The House voted 77-43 to approve the measure, which would let people with concealed weapons permits carry openly or under clothing while attending religious services at locations where private or charter schools also meet.
Six Democrats joined all Republicans in voting for it, indicating a potential override of any veto by Democratic Gov. Roy Cooper, who blocked an identical bill in 2021.
Republican lawmakers and several clergy members testified this week that the houses of worship in question do not have an equal opportunity to protect congregants, compared with churches that do not house schools and are not affected by blanket prohibitions.
Supporters said gun-free religious sites could be easy targets for violent attacks, citing recent incidents of shooters targeting congregations.

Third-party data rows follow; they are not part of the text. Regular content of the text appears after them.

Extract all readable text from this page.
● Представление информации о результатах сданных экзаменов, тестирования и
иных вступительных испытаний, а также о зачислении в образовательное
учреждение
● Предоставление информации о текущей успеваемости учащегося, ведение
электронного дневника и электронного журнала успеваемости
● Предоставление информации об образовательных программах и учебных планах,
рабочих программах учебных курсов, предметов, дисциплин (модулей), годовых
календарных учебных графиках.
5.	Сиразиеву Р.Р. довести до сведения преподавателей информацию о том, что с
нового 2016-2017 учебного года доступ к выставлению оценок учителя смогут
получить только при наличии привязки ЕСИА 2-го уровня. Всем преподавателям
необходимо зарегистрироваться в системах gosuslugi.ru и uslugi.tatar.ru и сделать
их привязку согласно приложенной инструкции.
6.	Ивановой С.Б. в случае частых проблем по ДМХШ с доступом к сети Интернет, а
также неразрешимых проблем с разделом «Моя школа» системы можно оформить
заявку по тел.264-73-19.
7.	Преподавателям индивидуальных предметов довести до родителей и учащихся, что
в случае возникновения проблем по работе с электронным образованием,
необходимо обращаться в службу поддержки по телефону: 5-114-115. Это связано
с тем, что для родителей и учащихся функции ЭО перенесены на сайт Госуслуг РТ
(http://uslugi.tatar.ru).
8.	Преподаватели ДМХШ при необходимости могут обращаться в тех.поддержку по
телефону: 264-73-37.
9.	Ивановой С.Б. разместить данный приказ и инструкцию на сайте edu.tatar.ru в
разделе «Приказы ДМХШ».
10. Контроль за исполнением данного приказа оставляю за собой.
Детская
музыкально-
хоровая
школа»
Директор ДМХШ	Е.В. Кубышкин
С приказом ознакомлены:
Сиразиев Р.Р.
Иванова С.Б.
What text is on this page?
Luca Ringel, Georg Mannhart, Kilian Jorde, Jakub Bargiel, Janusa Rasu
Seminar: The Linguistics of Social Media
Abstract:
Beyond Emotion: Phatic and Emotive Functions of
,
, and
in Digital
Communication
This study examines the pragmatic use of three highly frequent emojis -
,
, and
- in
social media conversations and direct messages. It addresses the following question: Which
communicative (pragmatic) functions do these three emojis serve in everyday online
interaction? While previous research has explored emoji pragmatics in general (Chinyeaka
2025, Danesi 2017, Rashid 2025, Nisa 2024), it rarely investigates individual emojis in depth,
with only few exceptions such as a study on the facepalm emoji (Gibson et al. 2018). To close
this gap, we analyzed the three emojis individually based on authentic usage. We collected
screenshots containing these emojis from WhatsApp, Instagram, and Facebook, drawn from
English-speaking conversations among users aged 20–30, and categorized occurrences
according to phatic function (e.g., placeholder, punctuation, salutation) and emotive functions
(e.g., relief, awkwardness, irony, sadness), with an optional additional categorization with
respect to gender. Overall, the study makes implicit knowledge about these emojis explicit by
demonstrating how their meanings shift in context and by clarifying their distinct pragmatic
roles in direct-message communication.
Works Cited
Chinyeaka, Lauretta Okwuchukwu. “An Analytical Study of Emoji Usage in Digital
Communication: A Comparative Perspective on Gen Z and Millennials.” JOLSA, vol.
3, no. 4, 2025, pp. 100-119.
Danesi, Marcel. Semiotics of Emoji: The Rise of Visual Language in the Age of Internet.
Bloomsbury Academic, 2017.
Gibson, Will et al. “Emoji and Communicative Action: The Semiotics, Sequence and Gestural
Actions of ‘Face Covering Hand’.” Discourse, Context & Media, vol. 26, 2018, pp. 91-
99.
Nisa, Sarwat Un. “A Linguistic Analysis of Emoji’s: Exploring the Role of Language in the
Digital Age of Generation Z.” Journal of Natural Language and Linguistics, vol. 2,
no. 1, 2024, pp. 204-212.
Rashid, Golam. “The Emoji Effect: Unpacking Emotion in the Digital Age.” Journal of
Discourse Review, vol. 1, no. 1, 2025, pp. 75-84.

Rep. Jeff McNeely, an Iredell County Republican and the bill’s primary sponsor, said the proposal would fix a loophole preventing some churchgoers from exercising their Second Amendment rights.
"They should be able to protect their selves like all other parishioners do at other churches who do not have schools on their grounds,” he said.
Under the bill, guns would not be permitted on campus during school hours or when students are present for extracurricular activities. Houses of worship could opt out by posting signs banning guns from the property.
Democratic opponents of the measure said gun owners might not understand those restrictions or could accidentally leave their weapons on campus.
“What I don't want to see happen is a lawful gun owner leaving their gun in the classroom on a Sunday after church and that gun being found by a student on a Monday,” Rep. Terry Brown Jr., a Mecklenburg County Democrat, said during floor debate.
Another previously vetoed House bill that could receive a floor vote this week would eliminate a longstanding requirement that handgun buyers first obtain a permit from their county sheriff.
Also Wednesday, a House judiciary committee advanced a bipartisan proposal that would launch a two-year education campaign on safe firearms storage and also distribute free gun locks. It now heads to the Rules Committee.
In the Senate, three identical companion bills were combined Tuesday into a single piece of legislation that is expected to reach the floor this week. It is unclear whether the Senate will take up the stand-alone bill passed by the House or move forward with its combined proposal.